What changes with tolerance — and how to recalibrate
Tolerance creeps slowly enough that you won't feel it happening — you'll just vaguely notice things 'don't hit like they used to' and reach for more without quite deciding to. Mechanically, regular THC downregulates CB1 receptors, so the same dose finds fewer doors. In your data this shows up as a drifting baseline: the dose that rated a 7 now rates a 4. If you're recording, you catch the drift as data instead of unconsciously chasing it upward — and that awareness is the whole game. To recalibrate: a tolerance break is the cleanest reset (receptors climb back toward baseline; start at your old low-tolerance dose, not your recent escalated one); rotating chemovars and methods helps; and simply noticing the drift early lets you make a deliberate choice rather than sliding into more-and-more by default. Tolerance isn't a moral failing — it's predictable receptor biology. The only real problem is the unconscious version.
Re-baseline from scratch after a meaningful break, a significant body change, a new medication (a professional conversation, not experimentation), or a method switch — your inhalation tolerance does not transfer to edibles. In each case, drop back to low-and-slow and let your current body report its current answer.
What this means for you
- ✦Keep the notebook, at least for a while. It beats the substance's built-in memory erasure and makes you, within weeks, the most reliable source on your own experience that exists anywhere.
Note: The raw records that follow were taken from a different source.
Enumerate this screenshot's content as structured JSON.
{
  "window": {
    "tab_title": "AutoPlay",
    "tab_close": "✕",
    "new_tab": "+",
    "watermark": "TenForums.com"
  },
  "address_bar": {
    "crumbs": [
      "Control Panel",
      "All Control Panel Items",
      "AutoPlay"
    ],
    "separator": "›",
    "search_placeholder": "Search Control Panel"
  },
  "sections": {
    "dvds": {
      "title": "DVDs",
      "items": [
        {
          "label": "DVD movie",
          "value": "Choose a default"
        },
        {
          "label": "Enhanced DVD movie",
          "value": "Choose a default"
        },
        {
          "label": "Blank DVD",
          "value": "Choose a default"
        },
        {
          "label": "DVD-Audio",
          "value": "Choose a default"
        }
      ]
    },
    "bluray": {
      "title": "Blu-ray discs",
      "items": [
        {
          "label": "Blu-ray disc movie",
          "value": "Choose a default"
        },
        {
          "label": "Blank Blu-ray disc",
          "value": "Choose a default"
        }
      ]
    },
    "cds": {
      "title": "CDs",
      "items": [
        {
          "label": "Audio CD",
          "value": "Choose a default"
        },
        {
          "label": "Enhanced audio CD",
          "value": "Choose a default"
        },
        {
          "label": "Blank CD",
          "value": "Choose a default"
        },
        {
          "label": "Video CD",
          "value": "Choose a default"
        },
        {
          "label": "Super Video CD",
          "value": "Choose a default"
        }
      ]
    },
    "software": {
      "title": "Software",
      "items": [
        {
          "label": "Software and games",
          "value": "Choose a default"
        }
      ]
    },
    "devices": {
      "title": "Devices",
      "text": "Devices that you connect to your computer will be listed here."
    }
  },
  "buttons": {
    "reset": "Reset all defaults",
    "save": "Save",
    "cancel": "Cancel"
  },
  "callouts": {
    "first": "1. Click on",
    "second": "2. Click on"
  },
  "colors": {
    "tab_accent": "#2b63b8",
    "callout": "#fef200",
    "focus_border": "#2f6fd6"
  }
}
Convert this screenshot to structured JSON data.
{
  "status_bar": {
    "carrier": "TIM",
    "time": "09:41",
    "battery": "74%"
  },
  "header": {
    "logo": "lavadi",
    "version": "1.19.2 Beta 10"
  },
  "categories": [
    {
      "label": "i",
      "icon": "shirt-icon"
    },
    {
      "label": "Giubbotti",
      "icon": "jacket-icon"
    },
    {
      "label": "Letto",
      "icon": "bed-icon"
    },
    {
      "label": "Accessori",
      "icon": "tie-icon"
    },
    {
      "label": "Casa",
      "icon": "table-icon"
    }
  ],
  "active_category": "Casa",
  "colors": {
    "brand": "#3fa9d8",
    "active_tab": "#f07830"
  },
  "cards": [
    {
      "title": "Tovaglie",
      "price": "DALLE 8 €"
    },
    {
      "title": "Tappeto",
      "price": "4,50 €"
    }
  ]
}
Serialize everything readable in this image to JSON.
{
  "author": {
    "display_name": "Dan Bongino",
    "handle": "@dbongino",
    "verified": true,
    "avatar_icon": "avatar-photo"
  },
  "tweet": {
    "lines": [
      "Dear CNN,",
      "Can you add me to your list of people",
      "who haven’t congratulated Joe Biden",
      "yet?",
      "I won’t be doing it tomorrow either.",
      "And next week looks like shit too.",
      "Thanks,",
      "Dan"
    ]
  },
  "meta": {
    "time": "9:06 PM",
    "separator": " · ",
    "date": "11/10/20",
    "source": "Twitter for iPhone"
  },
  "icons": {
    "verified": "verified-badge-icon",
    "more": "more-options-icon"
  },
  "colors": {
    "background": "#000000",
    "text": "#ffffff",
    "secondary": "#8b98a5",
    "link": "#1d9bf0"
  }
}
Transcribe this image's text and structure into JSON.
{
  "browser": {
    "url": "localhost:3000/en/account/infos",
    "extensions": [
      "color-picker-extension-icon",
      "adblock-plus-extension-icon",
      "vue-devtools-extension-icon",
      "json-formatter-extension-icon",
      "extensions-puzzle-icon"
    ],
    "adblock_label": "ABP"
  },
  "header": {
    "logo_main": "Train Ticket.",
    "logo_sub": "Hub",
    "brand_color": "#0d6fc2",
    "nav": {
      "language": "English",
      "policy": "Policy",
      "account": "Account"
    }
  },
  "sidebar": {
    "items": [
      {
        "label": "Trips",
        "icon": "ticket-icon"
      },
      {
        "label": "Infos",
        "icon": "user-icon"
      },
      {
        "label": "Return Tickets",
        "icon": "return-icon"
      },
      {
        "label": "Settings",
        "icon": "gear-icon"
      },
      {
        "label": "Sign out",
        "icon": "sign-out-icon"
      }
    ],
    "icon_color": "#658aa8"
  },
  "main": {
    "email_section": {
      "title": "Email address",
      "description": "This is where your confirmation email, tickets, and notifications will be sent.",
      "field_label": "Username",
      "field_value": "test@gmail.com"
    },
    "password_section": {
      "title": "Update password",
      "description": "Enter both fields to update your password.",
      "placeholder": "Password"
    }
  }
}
- ✦Change one variable at a time when you're trying to learn something — the difference between accumulating experiences and accumulating knowledge.
- ✦Watch the baseline drift and treat it as information, not a problem to outrun. Catching tolerance as data is most of what separates intentional use from creeping use.
- ✦Hold it lightly. The point of all this attention is to earn, faster and more safely, the intuition that lets you eventually stop taking notes — because now you simply know your equation.